Published on May 24th, 2017 | by Steve Hanley0
Largest Battery Factory In Europe Under Construction By … Daimler
May 24th, 2017 by Steve Hanley
German Chancellor Angela Merkel was joined by a host of executives and dignitaries to celebrate the beginning of construction for the largest battery factory in Germany in Kamenz, 80 miles south of Berlin. She was joined by such notables as Dieter Zetsche, chairman of the board of Daimler, and Stanislaw Tillich, minister president of the state of Saxony.
“The automotive industry is facing a fundamental transformation and we see ourselves as the driving force behind this change,” said Zetsche. “The battery factory in Kamenz is an important component in the implementation of our electric offensive. By 2022, we will have more than ten purely electric passenger cars in series. We also continue to drive forward the hybridization of our fleet. Under the EQ brand, we are creating a holistic ecosystem for e-mobility.”
Daimler is investing €500,000,000 into the factory, which will assemble lithium-ion battery packs for Mercedes and Maybach automobiles as well as energy storage batteries. Daimler has entered into a partnership with Vivint Solar to market rooftop solar systems coupled to residential storage batteries.
According to Bloomberg New Energy Finance, major battery factories are under construction in Poland, Hungary, and Sweden. Some European companies are seeking to offset the influence of Asian battery manufacturers such as Panasonic, LG Chem, and Samsung SDI, but some of these factories (like the LG Chem one in Poland) are actually from Asian giants moving into Europe more.
There are also 8 factories under construction in China.

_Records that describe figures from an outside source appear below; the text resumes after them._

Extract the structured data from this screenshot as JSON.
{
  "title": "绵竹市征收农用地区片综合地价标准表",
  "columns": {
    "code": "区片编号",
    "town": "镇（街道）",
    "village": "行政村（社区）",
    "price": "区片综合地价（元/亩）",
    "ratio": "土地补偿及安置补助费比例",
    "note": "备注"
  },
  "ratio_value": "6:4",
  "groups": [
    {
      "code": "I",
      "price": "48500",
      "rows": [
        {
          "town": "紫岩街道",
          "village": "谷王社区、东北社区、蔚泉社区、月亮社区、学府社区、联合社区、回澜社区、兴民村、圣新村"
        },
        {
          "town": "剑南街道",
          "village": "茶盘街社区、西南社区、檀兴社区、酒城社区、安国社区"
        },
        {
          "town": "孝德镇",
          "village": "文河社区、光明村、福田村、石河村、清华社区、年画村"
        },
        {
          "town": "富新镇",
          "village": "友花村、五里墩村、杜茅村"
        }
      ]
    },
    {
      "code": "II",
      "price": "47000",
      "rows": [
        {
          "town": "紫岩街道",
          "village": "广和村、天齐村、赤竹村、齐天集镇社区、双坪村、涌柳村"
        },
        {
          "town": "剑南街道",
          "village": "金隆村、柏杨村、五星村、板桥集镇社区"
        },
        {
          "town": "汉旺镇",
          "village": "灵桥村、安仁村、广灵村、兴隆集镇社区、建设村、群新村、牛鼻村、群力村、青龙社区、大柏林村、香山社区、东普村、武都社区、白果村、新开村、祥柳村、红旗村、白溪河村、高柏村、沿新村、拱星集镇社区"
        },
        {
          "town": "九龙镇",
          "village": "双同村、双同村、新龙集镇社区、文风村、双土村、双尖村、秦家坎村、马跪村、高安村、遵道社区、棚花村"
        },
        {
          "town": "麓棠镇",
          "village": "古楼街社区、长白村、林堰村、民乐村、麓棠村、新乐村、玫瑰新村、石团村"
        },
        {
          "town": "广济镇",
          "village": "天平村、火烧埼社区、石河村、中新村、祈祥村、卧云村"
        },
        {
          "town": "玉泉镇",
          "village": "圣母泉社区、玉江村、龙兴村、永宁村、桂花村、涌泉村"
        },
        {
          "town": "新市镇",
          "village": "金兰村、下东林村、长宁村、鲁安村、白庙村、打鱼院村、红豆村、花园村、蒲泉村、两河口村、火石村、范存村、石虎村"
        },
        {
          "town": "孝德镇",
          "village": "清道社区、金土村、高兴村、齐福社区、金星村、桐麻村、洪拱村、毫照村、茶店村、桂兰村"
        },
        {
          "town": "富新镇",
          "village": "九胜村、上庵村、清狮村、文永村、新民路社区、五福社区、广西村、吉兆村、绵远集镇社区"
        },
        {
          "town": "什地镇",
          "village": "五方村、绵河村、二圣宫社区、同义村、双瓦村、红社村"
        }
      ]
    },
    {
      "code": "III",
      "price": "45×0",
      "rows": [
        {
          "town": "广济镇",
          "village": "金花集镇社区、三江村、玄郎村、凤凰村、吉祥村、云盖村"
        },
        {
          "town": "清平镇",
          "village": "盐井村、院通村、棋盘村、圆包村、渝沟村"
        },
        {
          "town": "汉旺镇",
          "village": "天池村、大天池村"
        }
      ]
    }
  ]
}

Nikolas Soulopoulos. an analyst for Bloomberg LP in London, says battery manufacturing capacity is expected to double by 2021 and total 278 gigawatt-hours of production capacity then compared to 103 gigawatt-hours today. That will lower battery costs by as much as 43% and make the cost of electric cars comparable to or lower than conventional cars.
“As battery costs fall and their energy density increases, we could see cheaper battery-electric cars than their fuel-burning equivalents by 2030,” Soulopoulos says. He looks for battery prices to fall from an average of $273 per kilowatt-hour from to $156 per kilowatt-hour by 2020.
Here are a few more details on Daimler’s new battery factory: “The new production facility, which is situated approximately 50 kilometres from Dresden, is scheduled to go into operation in mid-2018. Covering an area of around 20 hectares, the site is in the direct vicinity of the existing battery factory. The new plant will quadruple the production and logistics area in Kamenz to a total of around 80,000 square meters. In the next few years ACCUMOTIVE will gradually increase the number of employees at the site. By the end of the decade, ACCUMOTIVE will have a total of over 1,000 employees and thus more than double the number compared to today’s level.”